TOKYO -- Honda posted a 16 percent rise in quarterly profit and lifted its full-year outlook, as better pricing, strong sales of motorcycles and a weak yen helped it ride out semiconductor shortages.
While Japanese automakers, like many of their overseas rivals, have been hit by shortages of chips and supply chain snarls, Honda has been helped by robust performance in its motorcycle business, particularly in Asia.
The company also said it was helped by pricing that reflected its "increased product value" and by reducing consumer incentives.
The automaker raised its forecasts "to reflect our efforts to further improve profitability, higher automobile sales volume and the impact of the yen's depreciation", Honda Executive Vice President Kohei Takeuchi told a results briefing on Wednesday.
Still, he noted there were plenty of pressures, including inflation.
Operating profit was 231.2 billion yen ($1.59 billion) in the three months to end-September.

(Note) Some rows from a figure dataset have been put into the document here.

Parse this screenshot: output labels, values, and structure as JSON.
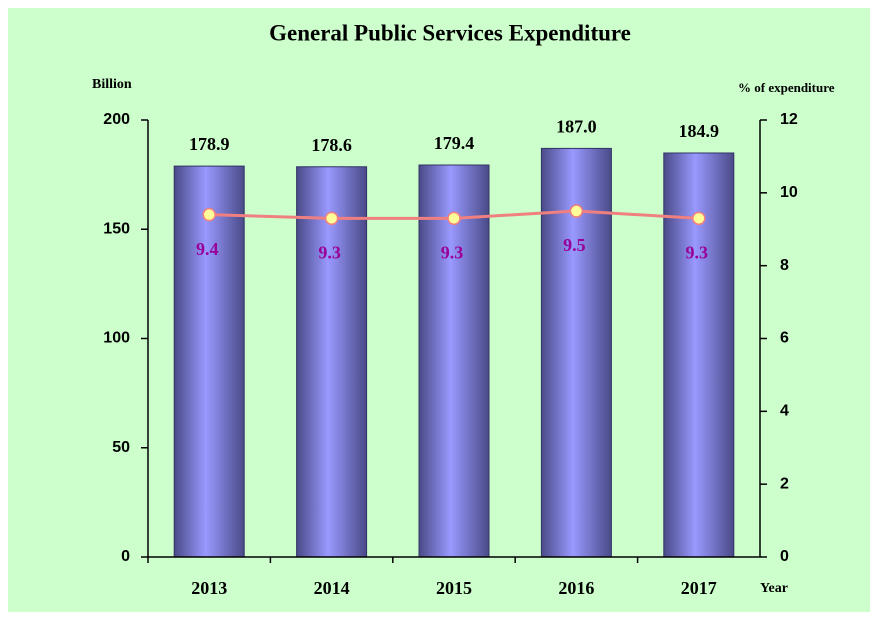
{
  "chart_data": {
    "type": "bar",
    "title": "General Public Services Expenditure",
    "y_label": "Billion",
    "y2_label": "% of expenditure",
    "x_label": "Year",
    "categories": [
      "2013",
      "2014",
      "2015",
      "2016",
      "2017"
    ],
    "series": [
      {
        "color": "#9999ff",
        "values": [
          178.9,
          178.6,
          179.4,
          187.0,
          184.9
        ],
        "value_labels": [
          "178.9",
          "178.6",
          "179.4",
          "187.0",
          "184.9"
        ]
      },
      {
        "type": "line",
        "axis": "y2",
        "color": "#f08080",
        "marker_color": "#ffff99",
        "label_color": "#990099",
        "values": [
          9.4,
          9.3,
          9.3,
          9.5,
          9.3
        ]
      }
    ],
    "ylim": [
      0,
      200
    ],
    "yticks": [
      0,
      50,
      100,
      150,
      200
    ],
    "y2lim": [
      0,
      12
    ],
    "y2ticks": [
      0,
      2,
      4,
      6,
      8,
      10,
      12
    ],
    "grid": false
  }
}
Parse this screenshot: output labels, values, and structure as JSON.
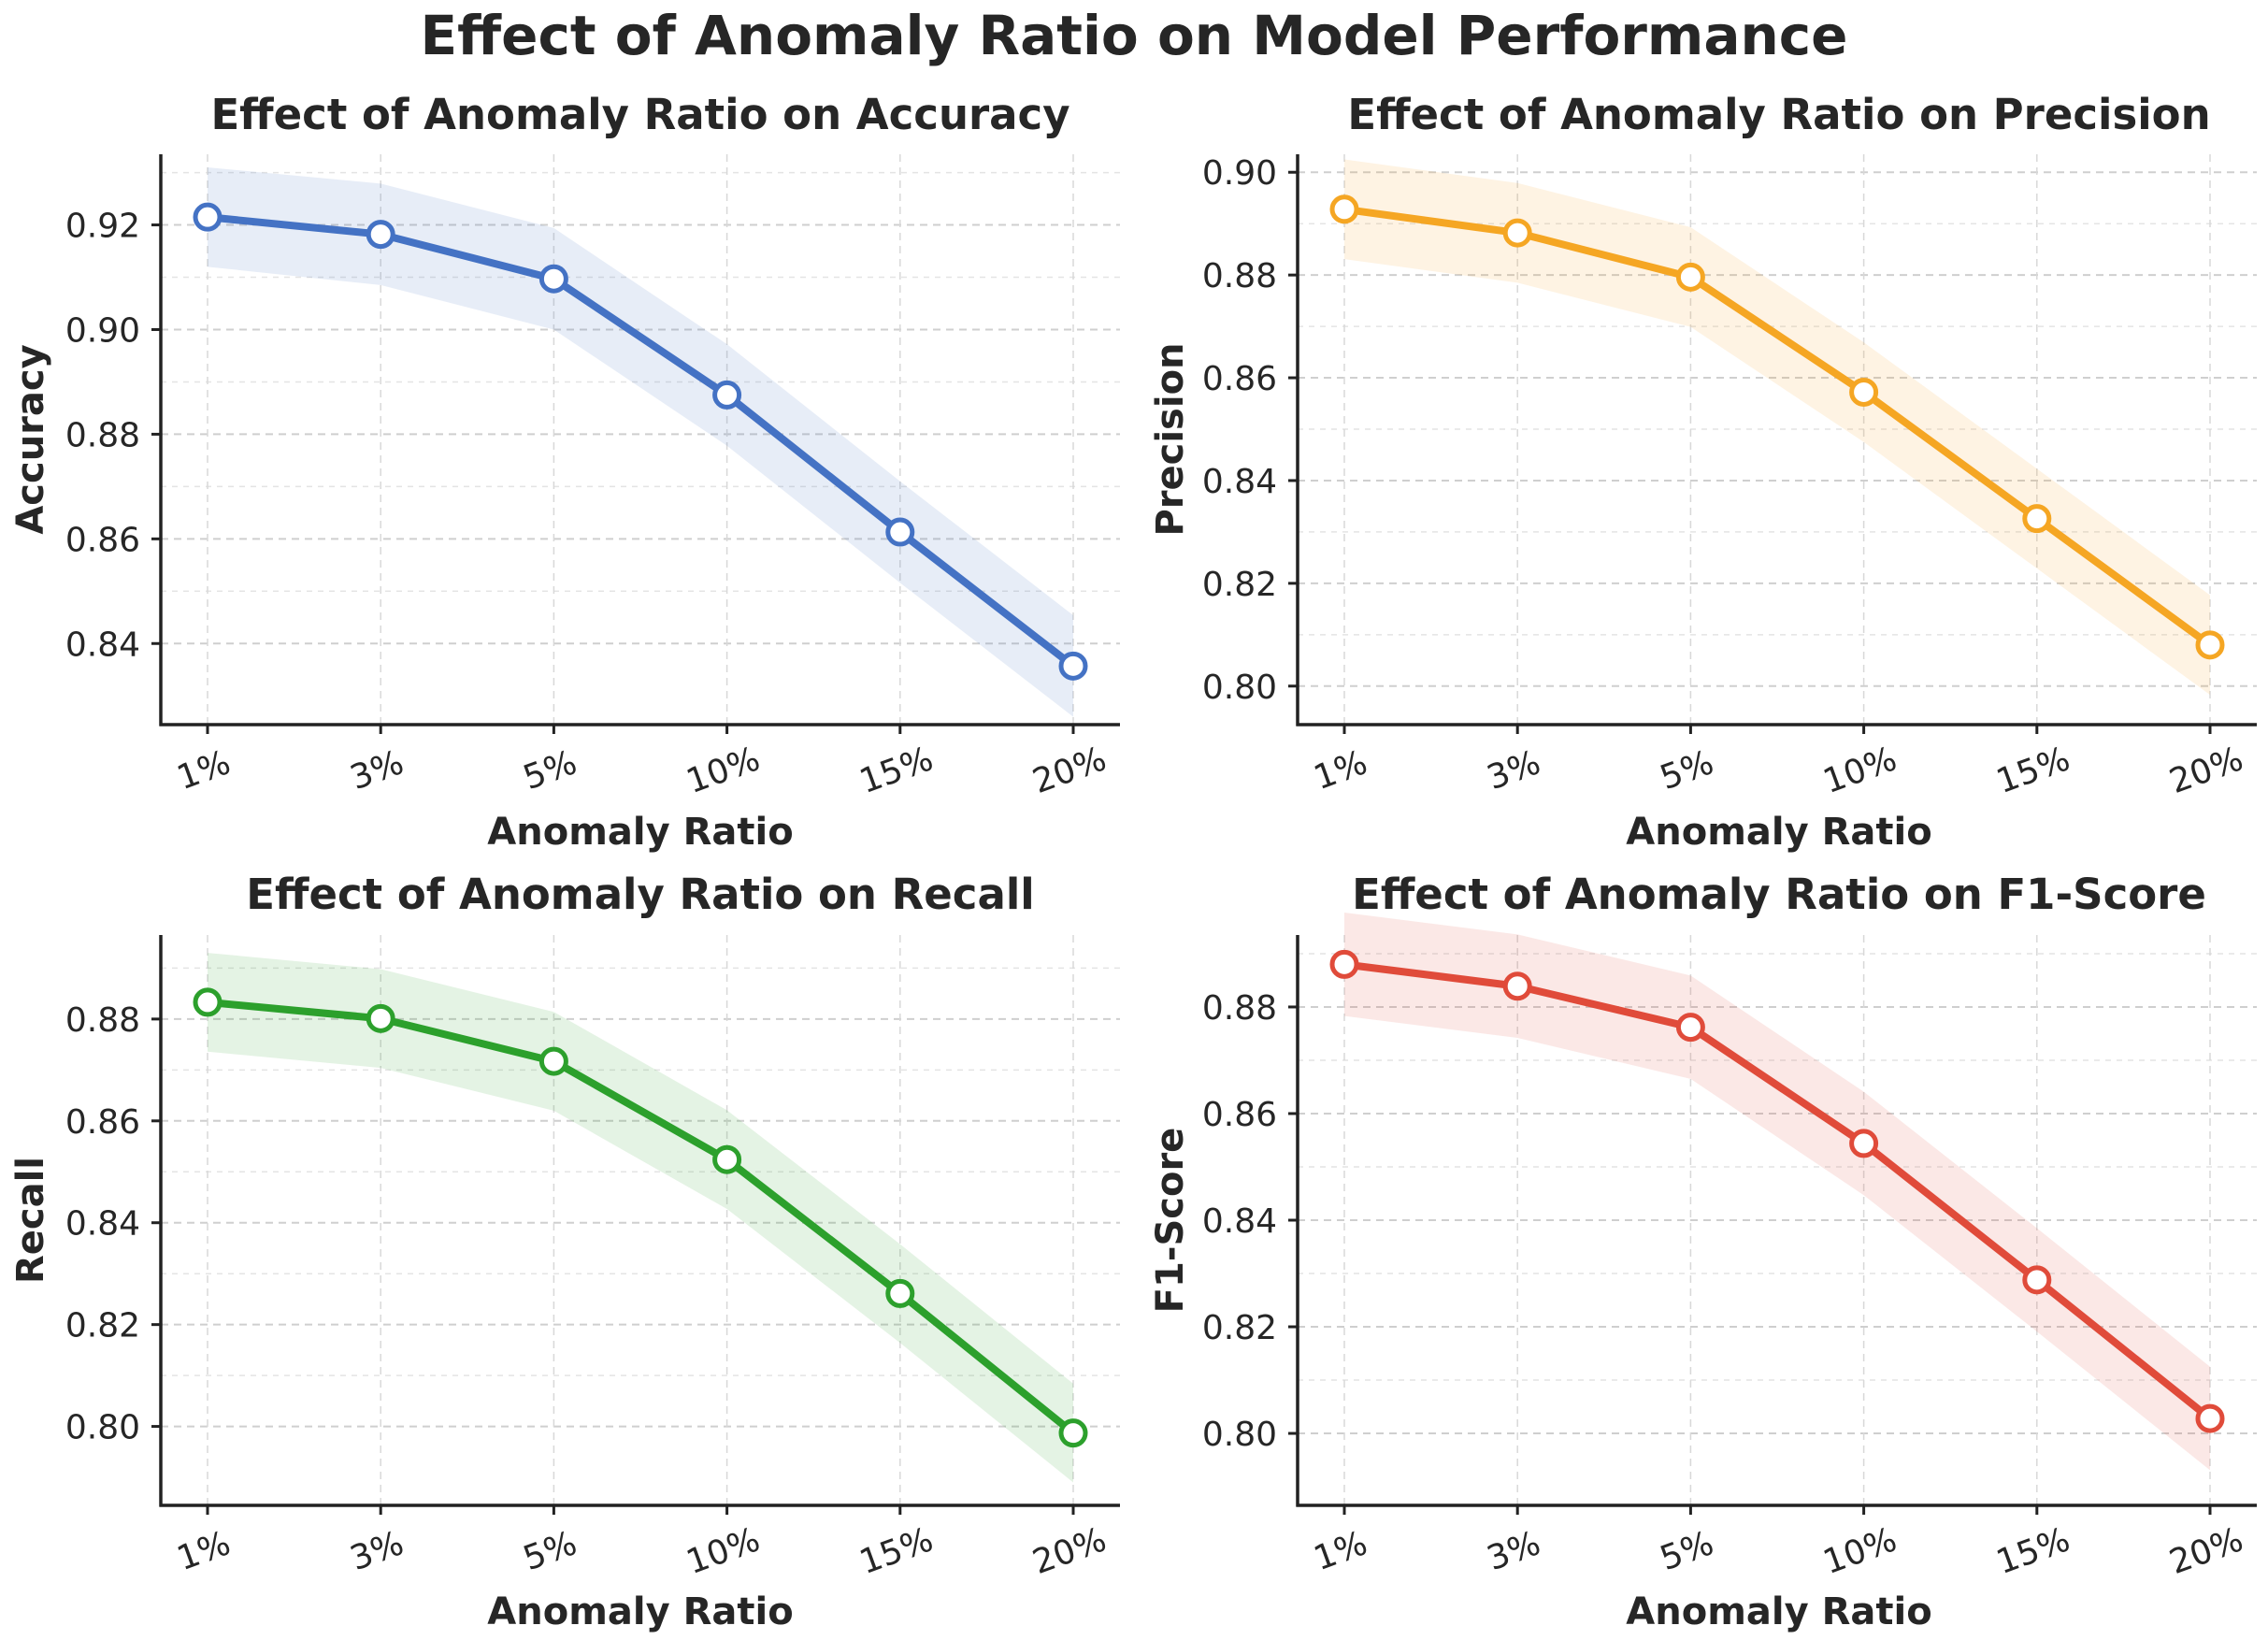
{
  "figure_title": "Effect of Anomaly Ratio on Model Performance",
  "chart_data": [
    {
      "type": "line",
      "title": "Effect of Anomaly Ratio on Accuracy",
      "xlabel": "Anomaly Ratio",
      "ylabel": "Accuracy",
      "categories": [
        "1%",
        "3%",
        "5%",
        "10%",
        "15%",
        "20%"
      ],
      "values": [
        0.9215,
        0.9182,
        0.9097,
        0.8875,
        0.8613,
        0.8357
      ],
      "band_lower": [
        0.912,
        0.9085,
        0.9,
        0.8778,
        0.8516,
        0.826
      ],
      "band_upper": [
        0.931,
        0.9279,
        0.9194,
        0.8972,
        0.871,
        0.8454
      ],
      "yticks": [
        "0.84",
        "0.86",
        "0.88",
        "0.90",
        "0.92"
      ],
      "ylim": [
        0.8245,
        0.9335
      ],
      "grid": true,
      "color": "#4472c4"
    },
    {
      "type": "line",
      "title": "Effect of Anomaly Ratio on Precision",
      "xlabel": "Anomaly Ratio",
      "ylabel": "Precision",
      "categories": [
        "1%",
        "3%",
        "5%",
        "10%",
        "15%",
        "20%"
      ],
      "values": [
        0.8928,
        0.8882,
        0.8796,
        0.8572,
        0.8326,
        0.808
      ],
      "band_lower": [
        0.8831,
        0.8785,
        0.8699,
        0.8475,
        0.8229,
        0.7983
      ],
      "band_upper": [
        0.9025,
        0.8979,
        0.8893,
        0.8669,
        0.8423,
        0.8177
      ],
      "yticks": [
        "0.80",
        "0.82",
        "0.84",
        "0.86",
        "0.88",
        "0.90"
      ],
      "ylim": [
        0.7925,
        0.9035
      ],
      "grid": true,
      "color": "#f5a623"
    },
    {
      "type": "line",
      "title": "Effect of Anomaly Ratio on Recall",
      "xlabel": "Anomaly Ratio",
      "ylabel": "Recall",
      "categories": [
        "1%",
        "3%",
        "5%",
        "10%",
        "15%",
        "20%"
      ],
      "values": [
        0.8833,
        0.8801,
        0.8717,
        0.8524,
        0.8261,
        0.7987
      ],
      "band_lower": [
        0.8736,
        0.8704,
        0.862,
        0.8427,
        0.8164,
        0.789
      ],
      "band_upper": [
        0.893,
        0.8898,
        0.8814,
        0.8621,
        0.8358,
        0.8084
      ],
      "yticks": [
        "0.80",
        "0.82",
        "0.84",
        "0.86",
        "0.88"
      ],
      "ylim": [
        0.7845,
        0.8965
      ],
      "grid": true,
      "color": "#2ca02c"
    },
    {
      "type": "line",
      "title": "Effect of Anomaly Ratio on F1-Score",
      "xlabel": "Anomaly Ratio",
      "ylabel": "F1-Score",
      "categories": [
        "1%",
        "3%",
        "5%",
        "10%",
        "15%",
        "20%"
      ],
      "values": [
        0.888,
        0.8839,
        0.8762,
        0.8544,
        0.8288,
        0.8028
      ],
      "band_lower": [
        0.8783,
        0.8742,
        0.8665,
        0.8447,
        0.8191,
        0.7931
      ],
      "band_upper": [
        0.8977,
        0.8936,
        0.8859,
        0.8641,
        0.8385,
        0.8125
      ],
      "yticks": [
        "0.80",
        "0.82",
        "0.84",
        "0.86",
        "0.88"
      ],
      "ylim": [
        0.7865,
        0.8935
      ],
      "grid": true,
      "color": "#e04b3a"
    }
  ]
}
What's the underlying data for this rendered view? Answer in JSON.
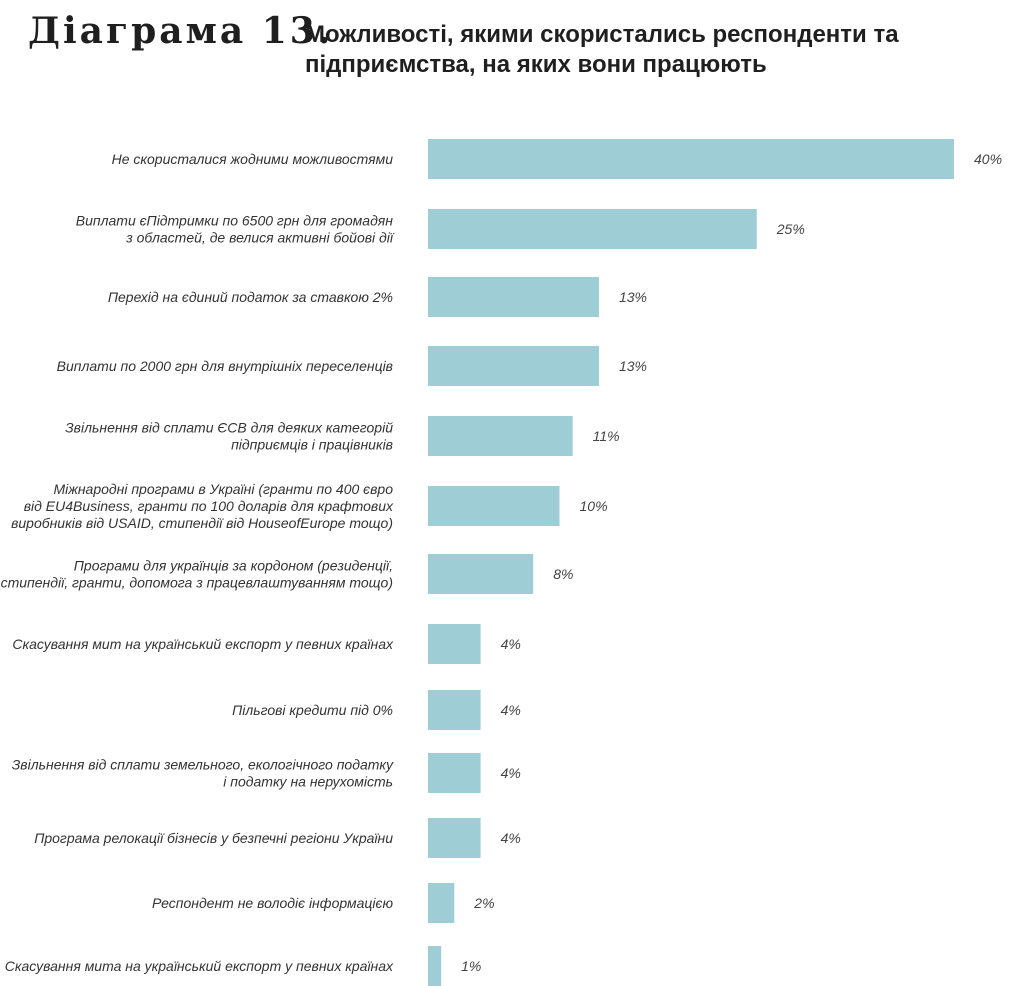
{
  "header": {
    "diagram_label": "Діаграма 13.",
    "title": "Можливості, якими скористались респонденти та підприємства, на яких вони працюють"
  },
  "colors": {
    "bar": "#9ecdd6",
    "text": "#333333"
  },
  "chart_data": {
    "type": "bar",
    "orientation": "horizontal",
    "title": "Можливості, якими скористались респонденти та підприємства, на яких вони працюють",
    "categories": [
      "Не скористалися жодними можливостями",
      "Виплати єПідтримки по 6500 грн для громадян з областей, де велися активні бойові дії",
      "Перехід на єдиний податок за ставкою 2%",
      "Виплати по 2000 грн для внутрішніх переселенців",
      "Звільнення від сплати ЄСВ для деяких категорій підприємців і працівників",
      "Міжнародні програми в Україні (гранти по 400 євро від EU4Business, гранти по 100 доларів для крафтових виробників від USAID, стипендії від HouseofEurope тощо)",
      "Програми для українців за кордоном (резиденції, стипендії, гранти, допомога з працевлаштуванням тощо)",
      "Скасування мит на український експорт у певних країнах",
      "Пільгові кредити під 0%",
      "Звільнення від сплати земельного, екологічного податку і податку на нерухомість",
      "Програма релокації бізнесів у безпечні регіони України",
      "Респондент не володіє інформацією",
      "Скасування мита на український експорт у певних країнах"
    ],
    "label_lines": [
      [
        "Не скористалися жодними можливостями"
      ],
      [
        "Виплати єПідтримки по 6500 грн для громадян",
        "з областей, де велися активні бойові дії"
      ],
      [
        "Перехід на єдиний податок за ставкою 2%"
      ],
      [
        "Виплати по 2000 грн для внутрішніх переселенців"
      ],
      [
        "Звільнення від сплати ЄСВ для деяких категорій",
        "підприємців і працівників"
      ],
      [
        "Міжнародні програми в Україні (гранти по 400 євро",
        "від EU4Business, гранти по 100 доларів для крафтових",
        "виробників від USAID, стипендії від HouseofEurope тощо)"
      ],
      [
        "Програми для українців за кордоном (резиденції,",
        "стипендії, гранти, допомога з працевлаштуванням тощо)"
      ],
      [
        "Скасування мит на український експорт у певних країнах"
      ],
      [
        "Пільгові кредити під 0%"
      ],
      [
        "Звільнення від сплати земельного, екологічного податку",
        "і податку на нерухомість"
      ],
      [
        "Програма релокації бізнесів у безпечні регіони України"
      ],
      [
        "Респондент не володіє інформацією"
      ],
      [
        "Скасування мита на український експорт у певних країнах"
      ]
    ],
    "values": [
      40,
      25,
      13,
      13,
      11,
      10,
      8,
      4,
      4,
      4,
      4,
      2,
      1
    ],
    "value_labels": [
      "40%",
      "25%",
      "13%",
      "13%",
      "11%",
      "10%",
      "8%",
      "4%",
      "4%",
      "4%",
      "4%",
      "2%",
      "1%"
    ],
    "xlim": [
      0,
      40
    ],
    "unit": "%",
    "grid": false,
    "legend": "none"
  }
}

The same period a year earlier, the company earned 198.9 billion yen.
Honda raised its full-year operating profit forecast to 870 billion yen from 830 billion yen for the year ending March 31 mainly helped by weak yen.
The automaker was forced to consistently cut vehicle production at two domestic factories as COVID-19 outbreaks and semiconductor shortages caused delays in parts shipments. Production of its Vezel SUV, Stepwgn minivan and Civic compact car were all hit.
Its global vehicle production for the first six months of the financial year was down 6.1 percent year on year while domestic production was up 5.5 percent.